By Emma Jones
BBC News reporter in Venice
Damon had to pile on the pounds for his latest role
The serious issue of corporate greed has been dealt with by Hollywood before - most notably with The Insider. But in The Informant, director Steven Soderbergh and Matt Damon play it for laughs.
Soderbergh has turned the real life story of Mark Whitacre - the biggest ever whistleblower in US company history - into a black comedy.
"Steven and I were just saying over lunch, 'thank God we did that'," recalls Damon, "otherwise it would be basically a movie mirroring exactly what we're seeing on TV right now from corporate America."
Damon and Soderbergh are in Venice for the world premiere of the movie, which has been seven years in development.
It has been screened on the same day as Michael Moore's Capitalism: A Love Story and Oliver Stone's South of the Border - which also deal with financial greed.

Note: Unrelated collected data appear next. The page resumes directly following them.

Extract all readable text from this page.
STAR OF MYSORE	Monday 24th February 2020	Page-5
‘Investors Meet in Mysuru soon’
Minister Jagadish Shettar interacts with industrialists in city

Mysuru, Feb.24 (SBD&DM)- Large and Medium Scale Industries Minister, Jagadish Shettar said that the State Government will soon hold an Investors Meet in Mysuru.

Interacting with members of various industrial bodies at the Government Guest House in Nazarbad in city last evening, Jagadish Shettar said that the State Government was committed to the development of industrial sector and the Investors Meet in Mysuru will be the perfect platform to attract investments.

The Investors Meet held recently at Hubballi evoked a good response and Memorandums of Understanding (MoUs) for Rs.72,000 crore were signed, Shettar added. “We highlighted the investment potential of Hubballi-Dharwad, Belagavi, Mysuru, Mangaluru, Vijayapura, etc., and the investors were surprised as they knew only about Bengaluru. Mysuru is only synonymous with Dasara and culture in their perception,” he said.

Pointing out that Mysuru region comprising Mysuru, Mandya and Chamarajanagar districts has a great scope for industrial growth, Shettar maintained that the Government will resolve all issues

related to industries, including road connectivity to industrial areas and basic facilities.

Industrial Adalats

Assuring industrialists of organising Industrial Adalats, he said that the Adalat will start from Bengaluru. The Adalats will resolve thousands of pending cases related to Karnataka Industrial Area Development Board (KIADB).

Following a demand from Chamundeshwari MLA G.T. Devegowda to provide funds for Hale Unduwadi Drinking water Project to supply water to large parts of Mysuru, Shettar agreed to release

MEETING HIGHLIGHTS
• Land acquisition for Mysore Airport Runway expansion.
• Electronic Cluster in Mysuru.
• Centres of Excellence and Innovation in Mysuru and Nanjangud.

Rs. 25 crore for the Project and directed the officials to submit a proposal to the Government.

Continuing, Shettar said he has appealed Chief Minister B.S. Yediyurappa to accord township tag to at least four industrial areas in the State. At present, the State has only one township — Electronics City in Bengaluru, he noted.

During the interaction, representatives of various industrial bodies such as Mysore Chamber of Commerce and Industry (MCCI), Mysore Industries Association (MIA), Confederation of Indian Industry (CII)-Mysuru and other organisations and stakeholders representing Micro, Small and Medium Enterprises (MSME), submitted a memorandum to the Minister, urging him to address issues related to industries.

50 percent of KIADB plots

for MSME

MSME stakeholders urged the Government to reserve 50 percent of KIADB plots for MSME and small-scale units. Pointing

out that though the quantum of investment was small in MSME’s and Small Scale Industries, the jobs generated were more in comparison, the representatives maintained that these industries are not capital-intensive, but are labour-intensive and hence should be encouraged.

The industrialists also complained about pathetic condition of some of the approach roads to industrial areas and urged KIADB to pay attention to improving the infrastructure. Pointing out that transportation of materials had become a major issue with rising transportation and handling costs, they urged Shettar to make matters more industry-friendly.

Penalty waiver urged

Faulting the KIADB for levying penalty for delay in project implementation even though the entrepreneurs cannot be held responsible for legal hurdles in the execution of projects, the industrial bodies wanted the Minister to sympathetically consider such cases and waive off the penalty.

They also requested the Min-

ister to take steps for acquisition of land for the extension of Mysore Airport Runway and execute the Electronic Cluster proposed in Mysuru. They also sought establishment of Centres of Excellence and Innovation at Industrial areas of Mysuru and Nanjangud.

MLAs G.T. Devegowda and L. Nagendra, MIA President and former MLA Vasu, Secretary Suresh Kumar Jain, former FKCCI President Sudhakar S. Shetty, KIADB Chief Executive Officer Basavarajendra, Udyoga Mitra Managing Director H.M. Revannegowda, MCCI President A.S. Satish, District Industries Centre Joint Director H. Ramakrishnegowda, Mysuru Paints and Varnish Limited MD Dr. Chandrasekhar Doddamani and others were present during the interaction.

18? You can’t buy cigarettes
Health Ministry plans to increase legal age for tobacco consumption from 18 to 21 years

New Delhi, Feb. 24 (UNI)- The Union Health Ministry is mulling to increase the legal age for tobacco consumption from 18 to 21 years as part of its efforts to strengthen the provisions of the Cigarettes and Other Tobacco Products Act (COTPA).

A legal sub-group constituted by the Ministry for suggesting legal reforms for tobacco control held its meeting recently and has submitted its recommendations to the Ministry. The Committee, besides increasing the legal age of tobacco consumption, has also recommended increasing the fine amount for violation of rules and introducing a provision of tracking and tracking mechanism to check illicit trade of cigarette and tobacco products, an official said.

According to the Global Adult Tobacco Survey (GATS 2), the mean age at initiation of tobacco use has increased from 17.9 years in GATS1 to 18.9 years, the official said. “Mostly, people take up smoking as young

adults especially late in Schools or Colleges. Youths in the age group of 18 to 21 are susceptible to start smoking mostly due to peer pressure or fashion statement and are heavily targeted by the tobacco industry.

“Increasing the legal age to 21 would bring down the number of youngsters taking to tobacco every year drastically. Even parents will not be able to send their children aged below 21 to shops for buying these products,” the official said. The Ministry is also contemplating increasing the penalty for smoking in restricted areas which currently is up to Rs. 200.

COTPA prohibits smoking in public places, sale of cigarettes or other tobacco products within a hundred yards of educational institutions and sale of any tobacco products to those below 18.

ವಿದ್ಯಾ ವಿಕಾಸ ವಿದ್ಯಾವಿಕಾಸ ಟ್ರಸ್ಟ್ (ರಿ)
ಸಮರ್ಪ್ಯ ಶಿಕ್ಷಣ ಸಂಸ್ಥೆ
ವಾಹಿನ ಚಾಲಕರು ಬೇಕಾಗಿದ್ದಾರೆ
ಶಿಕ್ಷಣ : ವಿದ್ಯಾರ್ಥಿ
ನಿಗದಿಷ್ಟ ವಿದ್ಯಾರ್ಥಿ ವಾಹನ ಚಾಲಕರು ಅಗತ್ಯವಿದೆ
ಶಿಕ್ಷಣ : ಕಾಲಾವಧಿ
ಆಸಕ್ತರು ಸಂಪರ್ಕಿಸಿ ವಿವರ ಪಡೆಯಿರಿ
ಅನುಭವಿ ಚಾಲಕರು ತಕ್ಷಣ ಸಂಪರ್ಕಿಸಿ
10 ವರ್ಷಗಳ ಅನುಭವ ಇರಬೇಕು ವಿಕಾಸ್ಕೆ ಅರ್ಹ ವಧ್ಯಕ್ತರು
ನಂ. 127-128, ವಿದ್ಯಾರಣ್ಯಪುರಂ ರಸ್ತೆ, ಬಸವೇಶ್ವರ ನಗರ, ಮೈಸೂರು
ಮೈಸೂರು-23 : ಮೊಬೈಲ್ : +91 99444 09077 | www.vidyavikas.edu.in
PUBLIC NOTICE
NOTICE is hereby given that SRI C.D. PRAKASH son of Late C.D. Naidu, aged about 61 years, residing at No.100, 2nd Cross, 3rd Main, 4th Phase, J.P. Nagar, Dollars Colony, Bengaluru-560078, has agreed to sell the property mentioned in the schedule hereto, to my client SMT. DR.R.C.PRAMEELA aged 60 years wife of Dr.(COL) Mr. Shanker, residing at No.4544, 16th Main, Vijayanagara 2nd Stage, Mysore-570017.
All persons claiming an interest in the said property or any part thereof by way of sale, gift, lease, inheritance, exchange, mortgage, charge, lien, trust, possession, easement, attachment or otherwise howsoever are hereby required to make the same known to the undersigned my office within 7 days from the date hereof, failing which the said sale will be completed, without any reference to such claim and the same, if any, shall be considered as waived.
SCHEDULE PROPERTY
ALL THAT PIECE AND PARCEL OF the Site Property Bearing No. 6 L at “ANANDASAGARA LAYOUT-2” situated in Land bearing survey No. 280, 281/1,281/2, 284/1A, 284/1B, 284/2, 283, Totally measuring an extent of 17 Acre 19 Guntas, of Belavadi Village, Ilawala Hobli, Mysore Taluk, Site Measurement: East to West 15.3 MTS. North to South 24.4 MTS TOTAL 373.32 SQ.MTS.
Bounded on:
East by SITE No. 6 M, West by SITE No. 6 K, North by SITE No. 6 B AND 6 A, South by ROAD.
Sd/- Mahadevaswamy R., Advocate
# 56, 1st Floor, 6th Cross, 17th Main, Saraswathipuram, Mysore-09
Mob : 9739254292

"It's much easier to get your point across in a movie rather than a soapbox," says Damon.
"It does reflect the current times, but still, we found Mark Whitacre intriguing and fascinating long before any of this stuff about economics and the downturn became headlines. We'd finished shooting the movie before it actually happened."
Damon's toupee caused an amusing moment
Mark Whitacre was a divisional president of food company Archer Daniels Midland (ADM) until 1995, when it became known that he had been acting as an informant for the FBI over price-fixing.
During the investigation, it was found that he had been embezzling millions of dollars from ADM and was jailed for nine years.
In the movie version, Whitacre's lies are exposed in quick and often hilarious succession, leaving the audience to decide whether he is a hero or villain.
"The energy it takes to lie like that is a full-time job," admits Damon.
"The interesting thing is, ADM was guilty of what he accused him of, but he was trying to protect himself by exposing their scam.
Some people still feel he was a good guy who was under a lot of pressure from the FBI, others that he had an existing bi-polar condition which should have been taken into account," he adds.
"What I don't understand is, as an attorney in the case asked at the start, 'Why is this guy doing this?' It's like everyone was blinded. If someone had thought seriously about it, it could have saved a lot of hassle."
Whitacre had an all-American appeal that gave him a certain celebrity when the scandal was exposed but Damon says his director summed up his appearance in one word - "doughy."
"Matt had to gain the weight in two months," Soderbergh says.
"I am not kidding, there's not a still photo taken off-set during the movie where he doesn't have a bag of chips in his hand."
Soderbergh met fans outside the Venice screening
"And I had a hairpiece, a moustache, cheek filler and a nose prosthetic," adds Damon.
Damon's toupee starts moving during one of the most serious moments of the movie - which was, inadvertently, the actor's idea.
"There was one moment during rehearsals when I scratched my head and the hairpiece moved. Steven screamed and said 'I have to use that in the film!'"
In the end, he used it in a really tragic bit, where the FBI is cutting him loose after all his lies have been exposed."
Soderbergh says the real-life Whitacre has seen the movie and approves of it. He is now a company director and still with his wife, who stuck by him all through the scandal.
"He's basically an optimist," explains the director.
"He said, 'Yeah, that's what it was like - I did some crazy stuff back then.'"
The Informant is released in the UK on 20th November 2009.